Situazione imbarazzante, per un giudice.
Eppure la maxi operazione repressiva era annunciata da tempo,
reclamizzata dalla stampa, fermamente voluta dal ministro Pisanu.
Impossibile rinviare ancora. E così il piemme Paolo De Angelis
ha messo insieme il meglio delle "lunghe e pazienti indagini"(che hanno
portato a microfonare le case, le sedi, le auto e, persino, le piazze)

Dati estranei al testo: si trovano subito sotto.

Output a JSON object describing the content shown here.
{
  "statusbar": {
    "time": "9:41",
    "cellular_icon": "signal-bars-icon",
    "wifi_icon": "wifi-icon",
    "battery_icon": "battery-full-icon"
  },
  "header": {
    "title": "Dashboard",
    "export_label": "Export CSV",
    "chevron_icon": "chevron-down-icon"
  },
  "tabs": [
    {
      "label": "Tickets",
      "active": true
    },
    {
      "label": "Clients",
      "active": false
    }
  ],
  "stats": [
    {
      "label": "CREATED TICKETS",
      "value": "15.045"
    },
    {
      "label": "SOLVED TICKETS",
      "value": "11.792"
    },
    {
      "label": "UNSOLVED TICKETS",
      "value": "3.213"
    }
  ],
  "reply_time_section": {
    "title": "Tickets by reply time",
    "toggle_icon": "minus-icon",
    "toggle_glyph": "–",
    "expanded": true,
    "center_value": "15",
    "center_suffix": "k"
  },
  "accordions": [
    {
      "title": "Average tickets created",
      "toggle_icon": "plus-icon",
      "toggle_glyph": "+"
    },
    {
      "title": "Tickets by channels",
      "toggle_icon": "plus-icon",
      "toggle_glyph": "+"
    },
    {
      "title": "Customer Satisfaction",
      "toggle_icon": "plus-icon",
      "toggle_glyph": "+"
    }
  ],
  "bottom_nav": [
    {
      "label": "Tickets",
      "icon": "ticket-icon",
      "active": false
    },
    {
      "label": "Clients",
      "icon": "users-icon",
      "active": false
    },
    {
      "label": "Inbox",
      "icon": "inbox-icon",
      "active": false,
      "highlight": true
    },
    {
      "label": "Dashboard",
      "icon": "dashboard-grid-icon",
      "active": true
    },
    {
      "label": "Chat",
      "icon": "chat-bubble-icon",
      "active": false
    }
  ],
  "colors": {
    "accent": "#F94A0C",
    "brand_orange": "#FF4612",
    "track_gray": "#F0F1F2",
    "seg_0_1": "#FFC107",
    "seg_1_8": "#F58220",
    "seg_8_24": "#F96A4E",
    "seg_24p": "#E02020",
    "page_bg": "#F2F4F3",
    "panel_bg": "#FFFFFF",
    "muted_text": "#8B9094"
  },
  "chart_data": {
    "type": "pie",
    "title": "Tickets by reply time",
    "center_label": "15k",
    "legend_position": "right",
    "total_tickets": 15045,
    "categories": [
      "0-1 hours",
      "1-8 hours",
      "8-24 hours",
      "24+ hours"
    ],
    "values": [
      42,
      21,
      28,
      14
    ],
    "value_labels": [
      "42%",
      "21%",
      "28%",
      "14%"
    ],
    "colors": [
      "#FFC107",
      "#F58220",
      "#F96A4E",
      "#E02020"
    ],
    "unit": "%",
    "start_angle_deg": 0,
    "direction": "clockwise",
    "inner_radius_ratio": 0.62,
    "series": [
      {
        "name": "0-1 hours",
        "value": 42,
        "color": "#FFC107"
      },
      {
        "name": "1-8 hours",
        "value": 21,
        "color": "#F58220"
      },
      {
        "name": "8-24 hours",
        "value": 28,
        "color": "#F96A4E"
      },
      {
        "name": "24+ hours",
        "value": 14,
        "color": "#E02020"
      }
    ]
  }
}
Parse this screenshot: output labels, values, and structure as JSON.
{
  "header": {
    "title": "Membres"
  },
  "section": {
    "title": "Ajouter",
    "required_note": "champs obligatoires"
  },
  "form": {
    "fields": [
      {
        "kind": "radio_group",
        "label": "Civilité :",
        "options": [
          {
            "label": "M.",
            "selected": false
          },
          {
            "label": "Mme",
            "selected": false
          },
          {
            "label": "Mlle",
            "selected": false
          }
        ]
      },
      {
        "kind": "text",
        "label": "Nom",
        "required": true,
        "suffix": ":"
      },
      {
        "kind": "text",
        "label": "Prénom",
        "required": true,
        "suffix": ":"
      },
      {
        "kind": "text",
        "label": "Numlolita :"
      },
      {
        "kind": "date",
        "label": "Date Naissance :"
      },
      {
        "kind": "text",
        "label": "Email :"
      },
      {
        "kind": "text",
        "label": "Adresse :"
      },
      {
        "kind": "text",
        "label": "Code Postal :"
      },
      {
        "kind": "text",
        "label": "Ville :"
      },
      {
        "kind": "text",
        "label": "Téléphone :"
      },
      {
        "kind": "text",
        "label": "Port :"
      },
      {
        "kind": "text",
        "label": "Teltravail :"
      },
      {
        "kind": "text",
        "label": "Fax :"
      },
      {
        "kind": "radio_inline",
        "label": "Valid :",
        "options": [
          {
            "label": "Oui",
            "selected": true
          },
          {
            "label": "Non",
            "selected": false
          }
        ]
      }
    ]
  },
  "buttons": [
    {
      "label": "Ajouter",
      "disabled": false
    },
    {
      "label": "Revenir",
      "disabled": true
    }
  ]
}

e richiesto gli arresti. Per cosa, non è ben chiaro neppure a
lui, visto che nel voluminoso fascicolo elenca una serie di fatti (dai
volantini, alle scritte, i petardi, fino a un'auto dei carabinieri
incendiata) e una serie di persone. Ma senza un elemento che colleghi
gli uni alle altre. Si chiede quindi, il piemme della direzione
antiterrorismo di Cagliari, quale sia la necessità di utilizzare
uno strumento come il 270 bis, l'articolo voluto dal regime fascista
per reprimere marxisti e anarchici (lo dice!). Conclude che la
particolarità delle circostanze e l'assenza di uno strumento
legislativo più adatto, impone di ricorrere al vecchio e sempre
buono coperchio dell'associazione sovversiva. Segue la trascrizione di
intercettazioni surreali. Una delle prove più schiaccianti delle
cattive intenzioni di arrestati e indagati sarebbe la volontà di
vedersi senza essere spiati. Le assemblee nelle piazze, fuori dalle
sedi microfonate, ne sono la conferma. Se non hai niente da nascondere,
perché mai vorresti sottrarti a un'innocua microspia,
un'innocente videocamera o un modestissimo piantone che ti pedina anche
quando vai a far la spesa?
Questo è il teorema di base dell'inquisitore De Angelis sulla
volontà sovversiva degli indagati. L'associazione è data
dai vincoli affettivi, amicali, politici. "Si conoscono, si vedono,
parlano insieme", sintetizza un giornale locale, senza nessuna
intenzione critica.
"L'operazione Frarìa" prende il nome dal circolo su cui
maggiormente si sono concentrate le attenzioni repressive. Per poi
diramarsi fino a disporre circa cinquanta perquisizioni che non hanno
risparmiato neppure gli attori di teatro. Istigazione al panico e
all'abiura. Perché non c'è altro modo di difendersi da
una fumosa accusa di associazione sovversiva, se non quello di
dichiarare di non essere dei sovversivi.
Questa ci sembra la reale intenzione di inquisitori che in diverse
parti d'Italia si rendono protagonisti di operazioni repressive e
carcerazioni per associazione sovversiva. Una pacificazione raggiunta
attraverso la paura.
Noi ci auguriamo che chiunque abbia a cuore i propri margini di
libertà si esprima e si esponga, in questo momento. Come
anarchici ribadiamo la nostra volontà sovversiva e la nostra
solidarietà al Circolo Frarìa, agli arrestati, agli
indagati e perquisiti, a tutti i compagni e le compagne che subiscono
privazioni della propria libertà, ad opera delle varie procure
d'Italia.
Ci adoperiamo per una vasta e significativa mobilitazione.
Luisa e Massimo
Bologna: ancora repressione, un film già visto
La notizia sarà, ai più, nota: tre compagni del
collettivo "passepartout" sono stati arrestati a Bologna con l'accusa
di "associazione sovversiva" e "associazione a delinquere" per aver
partecipato ad una occupazione di uno stabile inutilizzato (ma va?!?)
in zona universitaria.
Il collettivo, per altro, ha dato vita, assieme a diversi altri
collettivi ed individualità, ad altre occupazioni (soprattutto
nel quartiere S. Donato, dove ci sono decine di occupazioni).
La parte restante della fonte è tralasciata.